There are no major or lingering problems with wastewater facilities in South Jersey, according to the New Jersey Department of Environmental Protection. But spokesman Lawrence Hajna said Thursday facilities in the Raritan Bay and Newark Bay are still struggling to recover from Hurricane Sandy's effects.

 

You might expect storm surge to carry lots of excess debris and contaminants, but Cory Miller says that, typically, storms actually dilute wastewater. The real problem is the excess water itself, pushing through the sewer system, seeping around manholes and into basements.

 

"Most of the time it's just that there's more of it," said, Miller, executive director of the University Area Joint Authority. He manages wastewater cleanup for much of State College in Pennsylvania.

"In some cases, interesting new things that show up," he said. "For example, if somebody has stored hazardous chemicals in their basement, and their basement gets flooded, then all of a sudden we have extra things that we are not set up to treat."

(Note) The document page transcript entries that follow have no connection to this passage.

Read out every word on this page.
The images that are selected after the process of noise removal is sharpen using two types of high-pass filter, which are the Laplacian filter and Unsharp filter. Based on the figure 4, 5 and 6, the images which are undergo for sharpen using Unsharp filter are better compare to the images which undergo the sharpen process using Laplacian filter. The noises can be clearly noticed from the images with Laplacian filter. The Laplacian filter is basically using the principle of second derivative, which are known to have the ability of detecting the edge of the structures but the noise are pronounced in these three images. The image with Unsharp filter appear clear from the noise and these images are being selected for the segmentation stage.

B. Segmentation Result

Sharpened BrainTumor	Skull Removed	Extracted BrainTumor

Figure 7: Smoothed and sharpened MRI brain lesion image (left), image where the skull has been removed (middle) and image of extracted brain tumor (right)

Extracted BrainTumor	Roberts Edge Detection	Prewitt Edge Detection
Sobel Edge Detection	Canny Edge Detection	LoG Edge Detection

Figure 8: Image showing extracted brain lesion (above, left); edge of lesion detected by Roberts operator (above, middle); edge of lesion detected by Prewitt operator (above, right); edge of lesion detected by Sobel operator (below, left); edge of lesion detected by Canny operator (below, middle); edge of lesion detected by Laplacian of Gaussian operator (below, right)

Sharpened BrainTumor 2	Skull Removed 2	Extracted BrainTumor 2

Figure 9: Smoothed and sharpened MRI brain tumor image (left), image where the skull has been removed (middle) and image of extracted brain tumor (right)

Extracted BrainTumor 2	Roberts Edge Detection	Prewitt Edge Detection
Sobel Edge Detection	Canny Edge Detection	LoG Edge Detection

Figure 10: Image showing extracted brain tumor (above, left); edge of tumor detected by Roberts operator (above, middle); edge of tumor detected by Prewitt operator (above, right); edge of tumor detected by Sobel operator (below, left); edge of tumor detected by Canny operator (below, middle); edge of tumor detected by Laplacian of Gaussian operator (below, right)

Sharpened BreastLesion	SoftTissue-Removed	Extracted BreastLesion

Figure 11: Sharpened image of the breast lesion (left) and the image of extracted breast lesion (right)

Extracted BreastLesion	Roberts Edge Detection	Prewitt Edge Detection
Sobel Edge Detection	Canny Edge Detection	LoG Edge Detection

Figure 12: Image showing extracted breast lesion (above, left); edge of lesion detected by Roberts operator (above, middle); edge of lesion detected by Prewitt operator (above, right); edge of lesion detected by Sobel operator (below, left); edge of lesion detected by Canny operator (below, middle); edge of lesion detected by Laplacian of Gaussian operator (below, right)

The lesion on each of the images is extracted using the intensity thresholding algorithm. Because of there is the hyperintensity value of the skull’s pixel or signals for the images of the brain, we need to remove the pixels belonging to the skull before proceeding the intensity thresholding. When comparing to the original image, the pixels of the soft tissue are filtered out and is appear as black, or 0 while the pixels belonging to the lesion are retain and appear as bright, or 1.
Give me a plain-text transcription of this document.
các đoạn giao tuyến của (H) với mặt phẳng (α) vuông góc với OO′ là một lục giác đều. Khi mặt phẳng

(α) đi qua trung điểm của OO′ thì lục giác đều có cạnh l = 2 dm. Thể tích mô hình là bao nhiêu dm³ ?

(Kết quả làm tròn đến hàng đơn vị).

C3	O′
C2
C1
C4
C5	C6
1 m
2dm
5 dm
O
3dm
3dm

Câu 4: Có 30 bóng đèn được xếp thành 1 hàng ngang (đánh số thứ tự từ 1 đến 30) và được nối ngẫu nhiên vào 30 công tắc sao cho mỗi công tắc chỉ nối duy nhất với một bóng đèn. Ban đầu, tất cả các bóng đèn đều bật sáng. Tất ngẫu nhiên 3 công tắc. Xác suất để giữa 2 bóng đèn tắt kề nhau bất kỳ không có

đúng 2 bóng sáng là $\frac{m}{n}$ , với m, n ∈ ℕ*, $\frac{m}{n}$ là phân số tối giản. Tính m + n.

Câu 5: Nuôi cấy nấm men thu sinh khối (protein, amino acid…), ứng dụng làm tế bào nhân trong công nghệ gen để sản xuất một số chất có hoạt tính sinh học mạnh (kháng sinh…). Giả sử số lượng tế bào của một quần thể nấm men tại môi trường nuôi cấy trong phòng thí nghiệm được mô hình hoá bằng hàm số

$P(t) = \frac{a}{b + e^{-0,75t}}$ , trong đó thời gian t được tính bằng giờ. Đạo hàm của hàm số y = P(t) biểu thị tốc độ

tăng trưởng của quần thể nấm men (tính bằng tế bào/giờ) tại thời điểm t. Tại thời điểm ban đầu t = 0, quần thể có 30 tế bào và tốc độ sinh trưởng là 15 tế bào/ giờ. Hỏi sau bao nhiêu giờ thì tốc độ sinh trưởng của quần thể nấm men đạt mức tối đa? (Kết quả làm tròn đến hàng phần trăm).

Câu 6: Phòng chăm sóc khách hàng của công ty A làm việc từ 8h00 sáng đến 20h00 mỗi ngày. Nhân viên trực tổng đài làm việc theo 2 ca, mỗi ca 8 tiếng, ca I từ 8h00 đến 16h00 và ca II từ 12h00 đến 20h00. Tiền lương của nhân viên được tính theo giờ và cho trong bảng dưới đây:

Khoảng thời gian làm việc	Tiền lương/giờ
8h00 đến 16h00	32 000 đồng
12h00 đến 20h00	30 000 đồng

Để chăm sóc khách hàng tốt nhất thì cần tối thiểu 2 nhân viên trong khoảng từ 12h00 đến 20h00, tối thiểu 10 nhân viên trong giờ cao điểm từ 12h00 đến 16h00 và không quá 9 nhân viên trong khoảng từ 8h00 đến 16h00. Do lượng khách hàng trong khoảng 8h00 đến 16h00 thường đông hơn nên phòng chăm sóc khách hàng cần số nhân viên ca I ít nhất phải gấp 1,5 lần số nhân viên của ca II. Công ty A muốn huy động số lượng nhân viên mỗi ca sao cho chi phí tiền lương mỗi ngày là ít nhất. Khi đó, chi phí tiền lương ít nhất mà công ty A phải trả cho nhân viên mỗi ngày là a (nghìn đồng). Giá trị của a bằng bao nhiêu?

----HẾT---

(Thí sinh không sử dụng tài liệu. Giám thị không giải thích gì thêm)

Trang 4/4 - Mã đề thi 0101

He said wastewater facility managers work to make sure the plant's biomass doesn't get washed out. That's the lump of living microorganisms that cleans wastewater.

After a storm, the water flowing through a facility can actually be cleaner than usual.

"Sometimes it's so diluted and there's so little concentration, that really, just some filtration and chlorine is all you really need to do to meet your discharge permit," Miller said.